How do you sketch the general shape of #f(x)=-x^5+3x^3+2# using end behavior?

End behaviour will help, but it's not really enough...

The end behaviour is determined purely by the term of highest degree, that is the term #-x^5#.

Since this term is of odd degree with negative coefficient, we find that:

#lim_(x->oo) f(x) = -oo#

#lim_(x->-oo) f(x) = oo#

If #f(x)# lacked this term, then its end behaviour would be determined by the term of next largest degree, #3x^3#.

Since this term is of odd degree with positive coefficient, we have:

#lim_(x->oo) 3x^3+2 = oo#

#lim_(x->-oo) 3x^3+2 = -oo#

... precisely the opposite of #f(x)#.

So one question we might ask is whether the term in #x^3# has a large enough coefficient to cause a kink in the curve for small values of #x#.

The answer is yes.

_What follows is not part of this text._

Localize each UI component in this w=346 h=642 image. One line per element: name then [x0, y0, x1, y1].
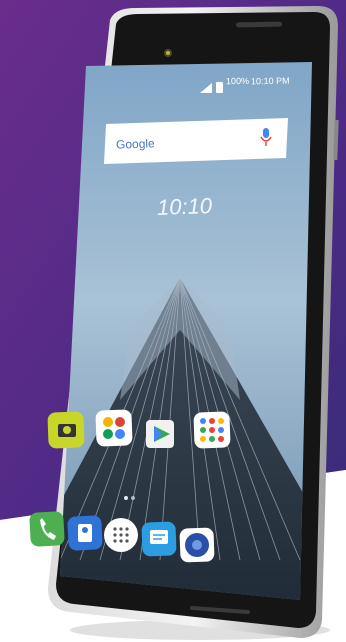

Since there is only a constant term following, the #3x^3# term will dominate the #-x^5# term for values of #x# in #(-sqrt(3), sqrt(3))#.

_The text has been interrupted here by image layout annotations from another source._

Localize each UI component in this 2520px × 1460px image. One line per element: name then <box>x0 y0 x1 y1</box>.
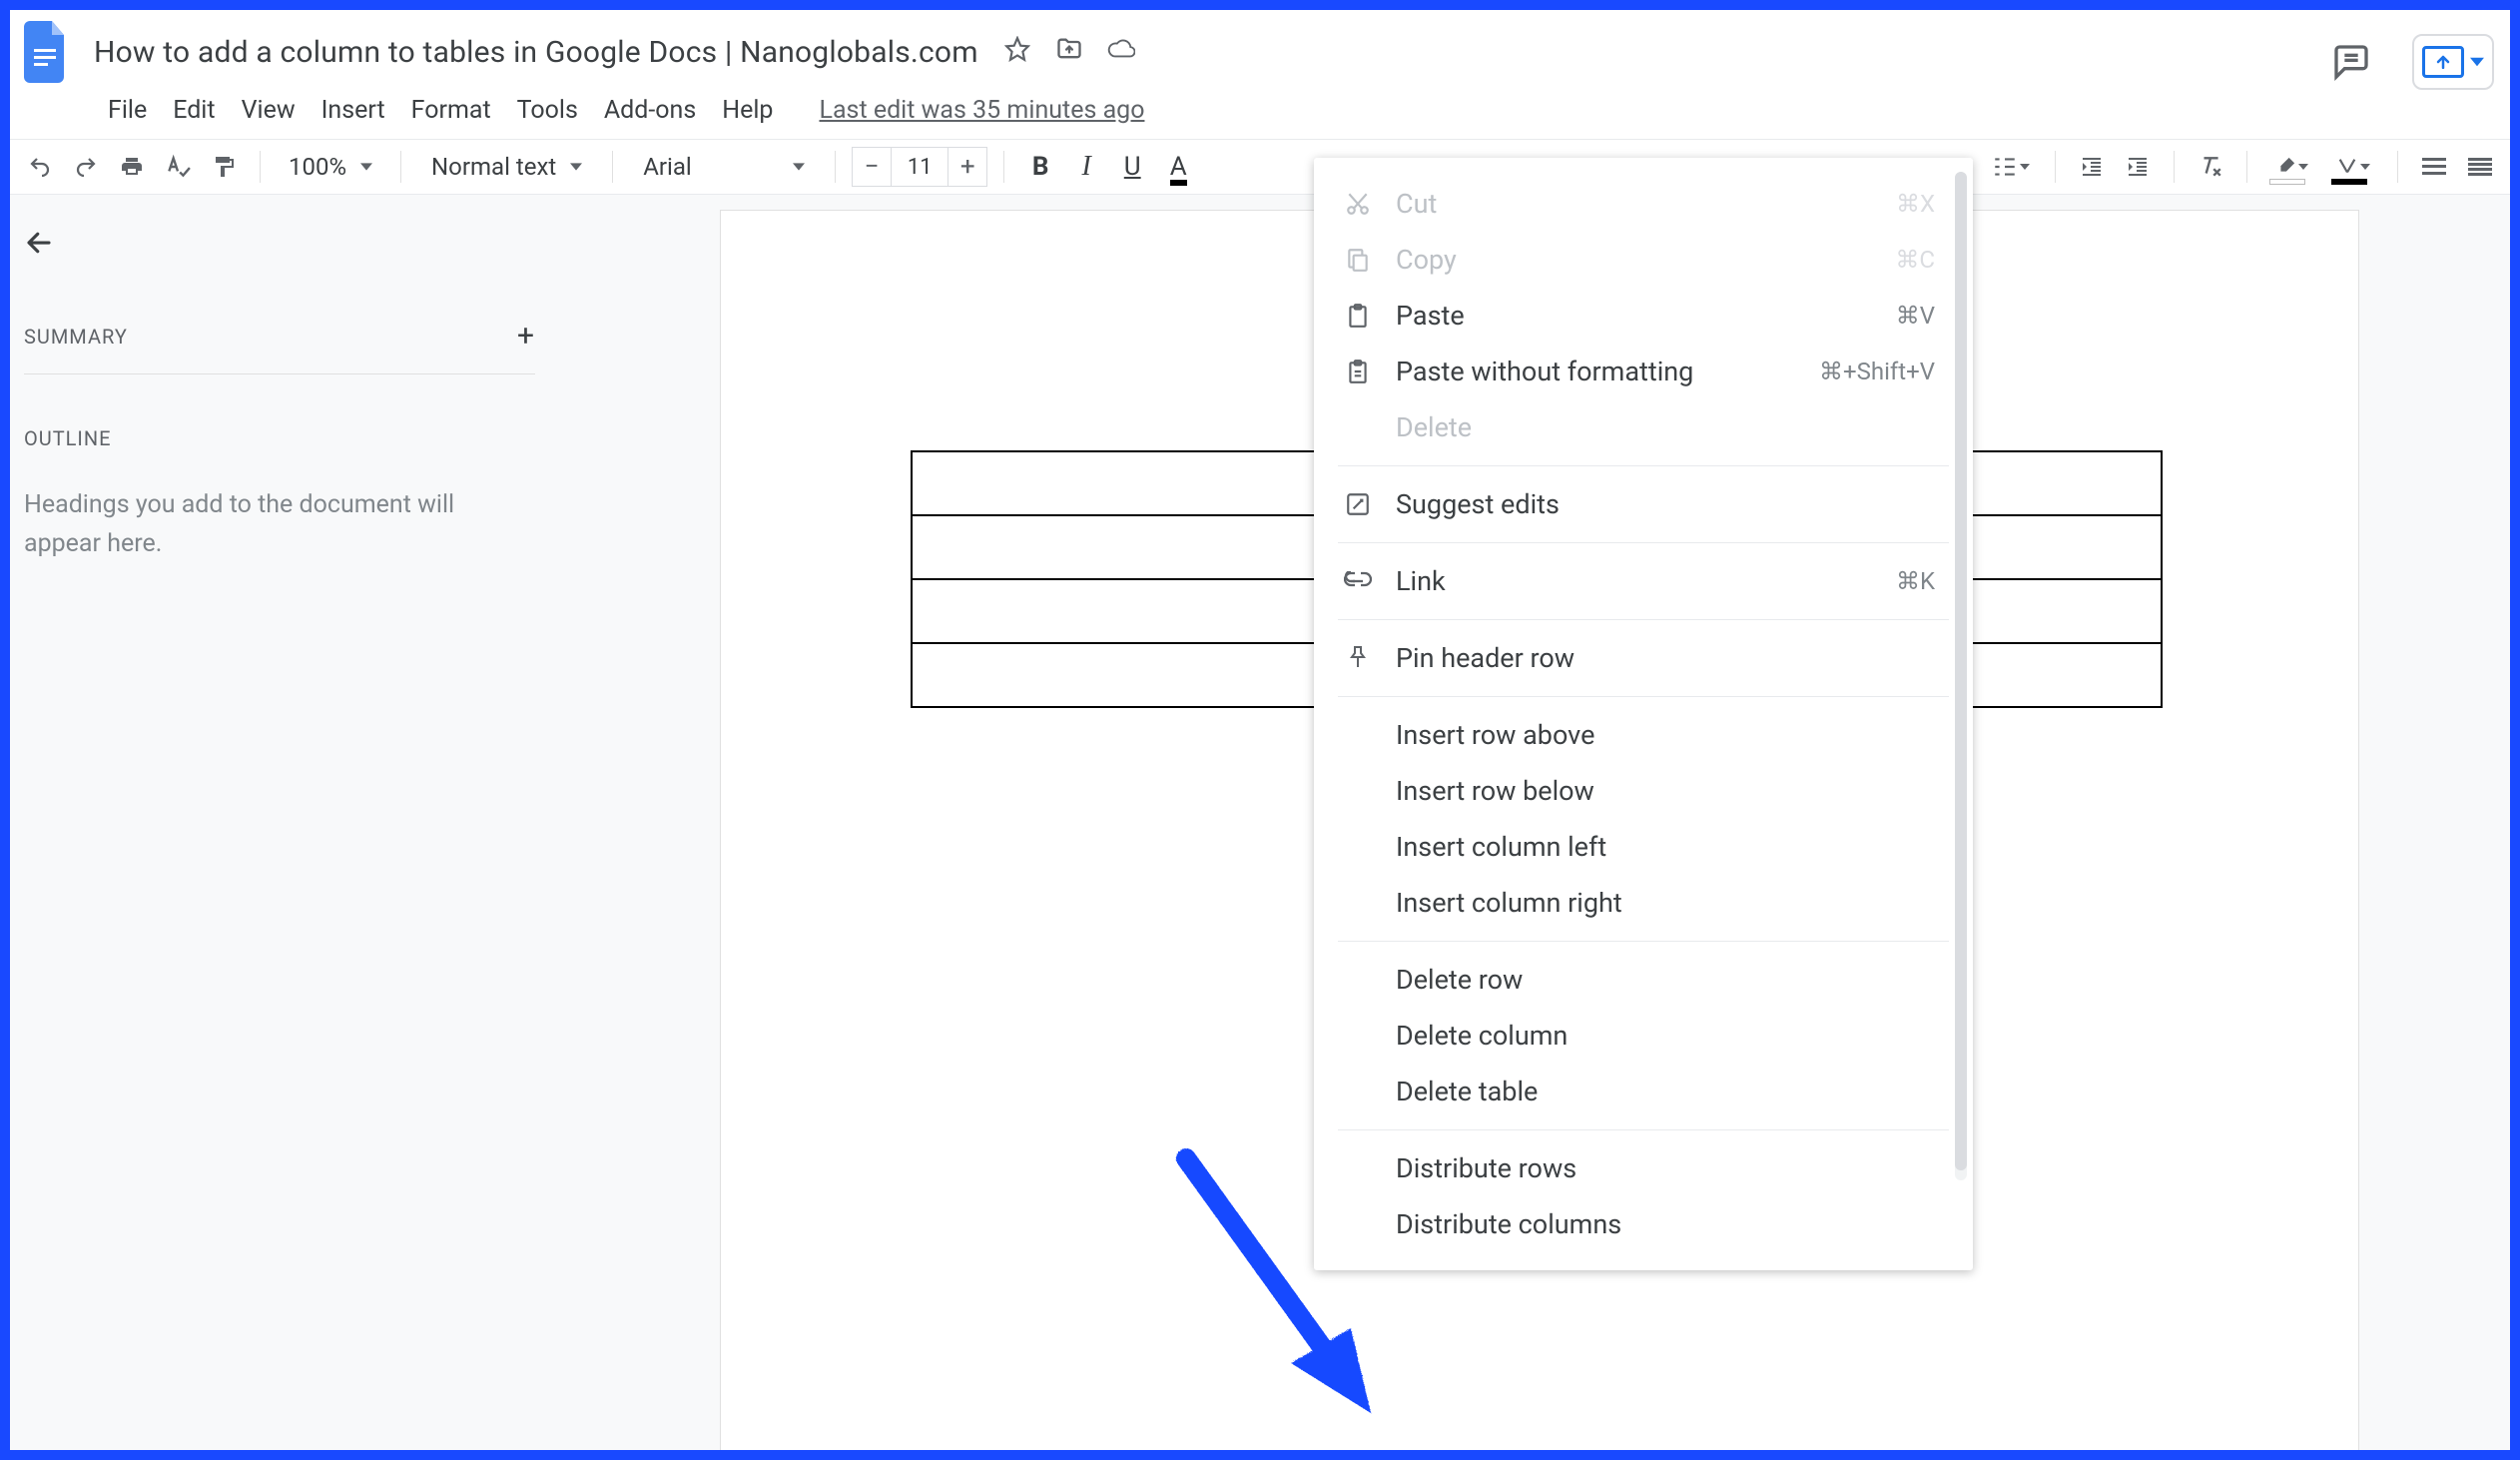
cm-distribute-cols[interactable]: Distribute columns <box>1314 1196 1973 1252</box>
add-summary-button[interactable]: + <box>517 319 535 354</box>
context-menu-scrollbar[interactable] <box>1955 172 1967 1180</box>
cm-pin-header[interactable]: Pin header row <box>1314 630 1973 686</box>
doc-title[interactable]: How to add a column to tables in Google … <box>94 35 978 70</box>
outline-sidebar: SUMMARY + OUTLINE Headings you add to th… <box>0 195 559 1455</box>
copy-icon <box>1342 244 1374 276</box>
decrease-indent-button[interactable] <box>2072 147 2112 187</box>
font-family-select[interactable]: Arial <box>629 149 819 185</box>
outline-placeholder: Headings you add to the document will ap… <box>24 486 535 564</box>
move-icon[interactable] <box>1055 35 1083 63</box>
cm-insert-row-below[interactable]: Insert row below <box>1314 763 1973 819</box>
italic-button[interactable]: I <box>1066 147 1106 187</box>
print-button[interactable] <box>112 147 152 187</box>
outline-title: OUTLINE <box>24 426 535 450</box>
menu-format[interactable]: Format <box>411 96 491 125</box>
pin-icon <box>1342 642 1374 674</box>
menu-toggle-2[interactable] <box>2460 147 2500 187</box>
last-edit-link[interactable]: Last edit was 35 minutes ago <box>819 96 1144 125</box>
cm-delete-table[interactable]: Delete table <box>1314 1064 1973 1119</box>
paragraph-style-value: Normal text <box>431 153 556 181</box>
spellcheck-button[interactable] <box>158 147 198 187</box>
zoom-value: 100% <box>289 153 346 181</box>
context-menu: Cut ⌘X Copy ⌘C Paste ⌘V Paste without fo… <box>1314 158 1973 1270</box>
chevron-down-icon <box>793 163 805 171</box>
collapse-outline-button[interactable] <box>24 223 64 263</box>
menu-tools[interactable]: Tools <box>517 96 578 125</box>
paragraph-style-select[interactable]: Normal text <box>417 149 596 185</box>
increase-indent-button[interactable] <box>2118 147 2158 187</box>
underline-highlighter-button[interactable] <box>2325 147 2381 187</box>
summary-title: SUMMARY <box>24 325 128 349</box>
clear-formatting-button[interactable] <box>2191 147 2230 187</box>
cm-delete-col[interactable]: Delete column <box>1314 1008 1973 1064</box>
cm-cut: Cut ⌘X <box>1314 176 1973 232</box>
line-spacing-button[interactable] <box>1983 147 2039 187</box>
menu-edit[interactable]: Edit <box>173 96 215 125</box>
font-size-increase[interactable]: + <box>947 147 987 187</box>
suggest-icon <box>1342 488 1374 520</box>
share-button[interactable] <box>2412 34 2494 90</box>
menu-toggle-1[interactable] <box>2414 147 2454 187</box>
menu-insert[interactable]: Insert <box>321 96 385 125</box>
cut-icon <box>1342 188 1374 220</box>
cm-delete-row[interactable]: Delete row <box>1314 952 1973 1008</box>
font-size-value[interactable]: 11 <box>892 147 947 187</box>
cm-insert-col-right[interactable]: Insert column right <box>1314 875 1973 931</box>
star-icon[interactable] <box>1003 35 1031 63</box>
toolbar: 100% Normal text Arial − 11 + B I U A <box>0 139 2520 195</box>
undo-button[interactable] <box>20 147 60 187</box>
chevron-down-icon <box>570 163 582 171</box>
cm-distribute-rows[interactable]: Distribute rows <box>1314 1140 1973 1196</box>
menu-view[interactable]: View <box>242 96 296 125</box>
share-caret-icon[interactable] <box>2470 55 2484 69</box>
cm-insert-row-above[interactable]: Insert row above <box>1314 707 1973 763</box>
text-color-button[interactable]: A <box>1158 147 1198 187</box>
cm-paste-plain[interactable]: Paste without formatting ⌘+Shift+V <box>1314 344 1973 399</box>
menu-addons[interactable]: Add-ons <box>604 96 696 125</box>
cm-delete: Delete <box>1314 399 1973 455</box>
cm-insert-col-left[interactable]: Insert column left <box>1314 819 1973 875</box>
menubar: File Edit View Insert Format Tools Add-o… <box>0 88 2520 139</box>
cm-suggest-edits[interactable]: Suggest edits <box>1314 476 1973 532</box>
highlight-color-button[interactable] <box>2263 147 2319 187</box>
docs-logo[interactable] <box>20 16 74 88</box>
cm-link[interactable]: Link ⌘K <box>1314 553 1973 609</box>
redo-button[interactable] <box>66 147 106 187</box>
font-family-value: Arial <box>643 153 692 181</box>
font-size-decrease[interactable]: − <box>852 147 892 187</box>
cm-copy: Copy ⌘C <box>1314 232 1973 288</box>
bold-button[interactable]: B <box>1020 147 1060 187</box>
menu-help[interactable]: Help <box>722 96 773 125</box>
zoom-select[interactable]: 100% <box>277 149 384 185</box>
paste-icon <box>1342 300 1374 332</box>
cloud-status-icon[interactable] <box>1107 35 1135 63</box>
open-comments-button[interactable] <box>2328 39 2374 85</box>
paint-format-button[interactable] <box>204 147 244 187</box>
underline-button[interactable]: U <box>1112 147 1152 187</box>
paste-plain-icon <box>1342 356 1374 387</box>
menu-file[interactable]: File <box>108 96 147 125</box>
link-icon <box>1342 565 1374 597</box>
chevron-down-icon <box>360 163 372 171</box>
cm-paste[interactable]: Paste ⌘V <box>1314 288 1973 344</box>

Next note that the constant term #2# will result in a #y# intercept at #(0, 2)#.

Next note that #f(-1) = 1-3+2 = 0#, so there is an #x# intercept at #(-1, 0)#.

We can supplement our analysis by looking at the derivative:

#f'(x) = -5x^4+9x^2 = -5x^2(x^2-9/5)#

Hence there is a local minimum at #x = -sqrt(9/5) = -(3sqrt(5))/5# a point of inflexion at #x=0# and a local maximum at #x = sqrt(9/5) = (3sqrt(5))/5#.

You can calculate a few example points too to help find that the curve looks something like this...

graph{-x^5+3x^3+2 [-10, 10, -5, 5]}